In speaking with people throughout the industry over the past year there is one opinion that seems to be universally shared regarding drones in the marketplace — “It’s early.” This is one way of saying, “we have no idea where things are going or when they are going to get there.” But things did happen (or didn’t). Here is a review.
What we saw and learned in 2016
US firms cannot successfully bring drones to market. GoPro is the poster child for this. A publicly traded company that pioneered innovative technology to capture action sports. It stumbled terribly in bringing the Karma to market. Seeing its unique selling proposition being eclipsed by the emergence of consumer drones from DJI, Parrot, and Yuneec; GoPro attempted a response built on and around its core product the GoPro Hero. It was a sound strategy but GoPro didn’t execute. As of this post, the Karma is still unavailable. Another consumer drone that couldn’t get its air legs was the Lily. It had a sensational marketing campaign. And it too was a pioneer – at least conceptually. The Lily would be a low end GoPro that could take action shots and selfies. But it is yet to make it to consumers. And the interim has seen products like the Yuneec Breeze and ZEROTECH’S DOBBY enter its space. As a last example, there is 3DR, a veteran in the drone space. It pivoted for the third time. The firm started as a DIY drone firm for enthusiasts, it then went into the high end consumer space with a great drone, the Solo. However, manufacturing was a challenge. Earlier this year, Anderson announced they were pivoting again. 3DR is now focused on the commercial market and be addressing it as much through software (with help from Autodesk). They are going to need some luck. There are some very strong players in the commercial drone software space.
DroneDeploy, Kespry, and PrecisionHawk are just three firms that are looking to dominate the market for capturing, analyzing, and reporting on data captured by drones. While they have had their genesis in different industries (DroneDeploy and PrecisionHawk started in agriculture, Kespry in mining and construction) they are all looking to have their solutions apply to multiple commercial markets.
There are two firms that significantly pushed the drone envelope. One is a technology giant and wants to remain so; the other wants to become one. Intel is investing entering the drone space in a big way essentially through acquisitions and consistent with heritage, namely, being the brains inside. Intel has achieved a number of things this past year. It released a drone under its own name through its acquisition of the German firm, Ascending Technologies.

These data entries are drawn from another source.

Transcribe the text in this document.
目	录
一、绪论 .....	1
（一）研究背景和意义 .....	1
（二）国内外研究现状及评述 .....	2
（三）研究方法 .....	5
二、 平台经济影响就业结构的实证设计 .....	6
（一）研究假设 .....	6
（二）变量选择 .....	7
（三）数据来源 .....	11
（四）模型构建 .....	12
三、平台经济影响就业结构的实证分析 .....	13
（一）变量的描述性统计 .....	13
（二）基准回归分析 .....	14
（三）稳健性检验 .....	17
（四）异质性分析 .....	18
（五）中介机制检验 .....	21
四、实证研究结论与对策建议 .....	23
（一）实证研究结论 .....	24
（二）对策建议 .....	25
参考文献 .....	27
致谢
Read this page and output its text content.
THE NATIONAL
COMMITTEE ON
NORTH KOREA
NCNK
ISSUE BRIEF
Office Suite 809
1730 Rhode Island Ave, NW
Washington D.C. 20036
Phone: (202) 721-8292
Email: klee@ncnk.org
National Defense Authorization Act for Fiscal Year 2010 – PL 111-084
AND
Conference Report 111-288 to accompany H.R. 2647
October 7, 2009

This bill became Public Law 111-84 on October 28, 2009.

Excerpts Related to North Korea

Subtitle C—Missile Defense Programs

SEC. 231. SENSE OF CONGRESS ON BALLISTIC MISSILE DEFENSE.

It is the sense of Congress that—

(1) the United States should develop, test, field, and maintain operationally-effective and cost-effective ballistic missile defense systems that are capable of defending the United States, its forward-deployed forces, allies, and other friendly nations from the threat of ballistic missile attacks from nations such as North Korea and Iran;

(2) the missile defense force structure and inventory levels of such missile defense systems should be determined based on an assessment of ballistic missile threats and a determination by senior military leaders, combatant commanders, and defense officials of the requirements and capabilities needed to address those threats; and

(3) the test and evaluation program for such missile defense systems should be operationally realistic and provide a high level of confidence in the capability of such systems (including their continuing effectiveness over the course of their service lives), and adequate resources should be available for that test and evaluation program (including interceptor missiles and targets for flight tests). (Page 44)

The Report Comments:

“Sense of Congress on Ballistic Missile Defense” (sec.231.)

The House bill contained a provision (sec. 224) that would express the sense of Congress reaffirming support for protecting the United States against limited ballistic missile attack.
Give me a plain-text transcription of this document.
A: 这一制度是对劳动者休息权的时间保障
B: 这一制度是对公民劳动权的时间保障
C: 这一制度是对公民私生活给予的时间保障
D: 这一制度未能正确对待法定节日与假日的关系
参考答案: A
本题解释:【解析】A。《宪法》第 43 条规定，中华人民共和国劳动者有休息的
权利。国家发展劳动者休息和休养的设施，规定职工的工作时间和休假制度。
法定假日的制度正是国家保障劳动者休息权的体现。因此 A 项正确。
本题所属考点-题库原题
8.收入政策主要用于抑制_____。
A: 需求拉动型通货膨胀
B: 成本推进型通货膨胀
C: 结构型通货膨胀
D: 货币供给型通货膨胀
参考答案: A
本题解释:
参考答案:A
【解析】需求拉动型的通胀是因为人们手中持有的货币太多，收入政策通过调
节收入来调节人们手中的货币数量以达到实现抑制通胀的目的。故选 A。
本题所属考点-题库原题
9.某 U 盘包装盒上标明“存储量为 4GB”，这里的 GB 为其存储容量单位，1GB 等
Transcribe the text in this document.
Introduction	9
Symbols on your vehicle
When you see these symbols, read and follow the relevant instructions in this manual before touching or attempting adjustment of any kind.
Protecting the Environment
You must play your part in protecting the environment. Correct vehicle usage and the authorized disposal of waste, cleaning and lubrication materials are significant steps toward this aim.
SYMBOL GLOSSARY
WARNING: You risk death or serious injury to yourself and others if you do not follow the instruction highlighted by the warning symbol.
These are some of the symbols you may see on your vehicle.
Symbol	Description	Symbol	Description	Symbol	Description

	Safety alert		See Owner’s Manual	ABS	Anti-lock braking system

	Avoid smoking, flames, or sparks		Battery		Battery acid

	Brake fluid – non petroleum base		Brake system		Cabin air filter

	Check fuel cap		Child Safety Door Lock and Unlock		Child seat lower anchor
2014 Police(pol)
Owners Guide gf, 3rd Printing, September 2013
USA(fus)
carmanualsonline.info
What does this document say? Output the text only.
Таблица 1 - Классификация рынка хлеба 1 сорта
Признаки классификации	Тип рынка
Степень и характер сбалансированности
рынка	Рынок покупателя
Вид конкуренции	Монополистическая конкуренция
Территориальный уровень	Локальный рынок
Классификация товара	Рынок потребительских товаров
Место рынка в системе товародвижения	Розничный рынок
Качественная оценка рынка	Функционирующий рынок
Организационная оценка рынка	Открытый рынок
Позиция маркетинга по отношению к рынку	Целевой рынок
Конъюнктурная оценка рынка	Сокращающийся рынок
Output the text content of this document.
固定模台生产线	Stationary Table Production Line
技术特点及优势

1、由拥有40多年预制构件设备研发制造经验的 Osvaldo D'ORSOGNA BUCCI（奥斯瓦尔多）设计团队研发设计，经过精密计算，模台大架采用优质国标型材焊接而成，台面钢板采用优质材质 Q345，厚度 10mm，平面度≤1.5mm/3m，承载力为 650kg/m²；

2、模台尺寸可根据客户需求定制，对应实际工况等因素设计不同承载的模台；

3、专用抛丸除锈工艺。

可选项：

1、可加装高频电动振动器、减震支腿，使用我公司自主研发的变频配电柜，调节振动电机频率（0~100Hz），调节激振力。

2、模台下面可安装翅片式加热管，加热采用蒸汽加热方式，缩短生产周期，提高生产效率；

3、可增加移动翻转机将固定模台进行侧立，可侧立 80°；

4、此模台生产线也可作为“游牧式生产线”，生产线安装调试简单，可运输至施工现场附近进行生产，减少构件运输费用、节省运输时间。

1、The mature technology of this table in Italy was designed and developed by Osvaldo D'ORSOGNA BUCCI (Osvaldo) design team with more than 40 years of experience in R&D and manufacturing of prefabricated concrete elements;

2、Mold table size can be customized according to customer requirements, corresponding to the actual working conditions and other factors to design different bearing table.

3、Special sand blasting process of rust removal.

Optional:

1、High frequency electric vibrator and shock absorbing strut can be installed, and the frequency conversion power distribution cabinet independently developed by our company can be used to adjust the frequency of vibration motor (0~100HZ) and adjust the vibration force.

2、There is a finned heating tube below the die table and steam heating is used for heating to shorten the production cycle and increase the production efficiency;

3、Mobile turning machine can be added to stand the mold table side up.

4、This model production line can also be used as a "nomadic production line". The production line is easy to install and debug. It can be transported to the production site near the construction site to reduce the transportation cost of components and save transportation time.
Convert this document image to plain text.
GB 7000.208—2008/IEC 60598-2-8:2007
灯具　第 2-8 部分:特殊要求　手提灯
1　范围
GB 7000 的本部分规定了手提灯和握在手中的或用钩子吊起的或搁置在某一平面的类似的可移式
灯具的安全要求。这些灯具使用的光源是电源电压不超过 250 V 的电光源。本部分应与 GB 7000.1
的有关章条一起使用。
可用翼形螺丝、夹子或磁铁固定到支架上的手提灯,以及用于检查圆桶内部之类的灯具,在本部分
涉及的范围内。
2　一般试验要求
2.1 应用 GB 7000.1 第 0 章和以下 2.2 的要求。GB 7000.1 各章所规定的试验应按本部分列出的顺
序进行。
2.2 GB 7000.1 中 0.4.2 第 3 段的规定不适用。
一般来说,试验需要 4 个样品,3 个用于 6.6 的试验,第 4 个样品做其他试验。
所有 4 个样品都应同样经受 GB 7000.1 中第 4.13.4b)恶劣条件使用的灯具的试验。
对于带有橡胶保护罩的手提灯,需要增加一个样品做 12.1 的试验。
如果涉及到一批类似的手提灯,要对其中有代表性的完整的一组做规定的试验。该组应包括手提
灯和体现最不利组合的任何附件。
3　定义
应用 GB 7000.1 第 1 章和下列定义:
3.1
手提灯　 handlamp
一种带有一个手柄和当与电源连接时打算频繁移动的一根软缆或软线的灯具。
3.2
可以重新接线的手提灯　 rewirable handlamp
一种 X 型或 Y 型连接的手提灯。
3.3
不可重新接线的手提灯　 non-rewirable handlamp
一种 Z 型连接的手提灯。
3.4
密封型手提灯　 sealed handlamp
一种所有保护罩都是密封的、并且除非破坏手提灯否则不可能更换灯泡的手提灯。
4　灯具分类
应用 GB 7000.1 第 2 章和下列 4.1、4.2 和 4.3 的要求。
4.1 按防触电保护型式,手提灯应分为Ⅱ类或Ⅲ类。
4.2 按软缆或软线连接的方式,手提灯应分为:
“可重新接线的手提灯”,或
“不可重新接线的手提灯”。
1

But more importantly, it was behind one of the more significant drone developments of the year: a drone’s ability to avoid obstacles while in flight. Intel’s RealSense was integrated into Yuneec’s Typhoon H. But it didn’t end there. It also acquired Movidius, the firm that developed the sensors enabling obstacle avoidance in DJI’s Phantom 4. The capabilities are a little shaky but the promise is there. This technology will be a key dimension in allowing for safer flights which segues to our last observation of the year.
As surprising as it may sound, the agency drone operators love to hate (though few will admit it), the FAA, made progress! Part 107 was a significant advance in the permitting and regulation of drones or UAS as the FAA prefers to refer to them. Was it enough? No; but it did crack the door to more expansive commercial adoption of drone technology by small and medium sized firms. Let’s hope for “beyond visual line of sight” regs as well as night flights.
So what is ahead?
Let’s start where we just ended. It is critical that the FAA continue its efforts in drone regulation is a sustained and productive way. The lack of clear regulations around specific environments (urban areas, rural areas etc) and specific concerns (privacy) is allowing states municipalities, and (God help us) other federal agencies such as the FCC to get into the regulation space. This will not be helpful.
In our opinion the regulatory environment will continue to be fluid and a bit of a mess. The FAA’s mission is safety. The drone industry’s mission is revenue. Hopefully the FAA will put the necessary resources against furthering regulation while factoring balanced input from the industry. The industry leaders need to remember that it is the industry they are looking to grow not their own firm. There are some very big players working with federal officials (e.g. Amazon, Intel) on Unmanned Traffic Management (UTM). Looking for input from firms other than the gorillas would be prudent.
This might also involve inviting in companies not grown here. Namely, the Asian firms that are dominating the hardware market. DJI is a player. They are cementing their position in multiple markets and we don’t see them backing off. They may become the standard. Regardless, standards are to be wished for in 2017. Across the board the industry and consumers would benefit from standards in terms of performance (flight times etc) for specific purposes, as well as standards of operation and interface. We would like to see DJI and Yuneec as members of the Small UAV Coalition.
Two drone developments we want (and expect) to see advance in 2017 are better object avoidance and smarter, more sophisticated geofencing.
These two developments will contribute to primary wish for 2017 – safe ease of use. As one industry executive commented at the recent Drone World Expo show in San Jose, “It needs to be so simple that I forget it is there.”
A flexible more comprehensive regulatory environment and technology that leads to better ease of use will advance the market and the industry. This is a year in which progress will be made.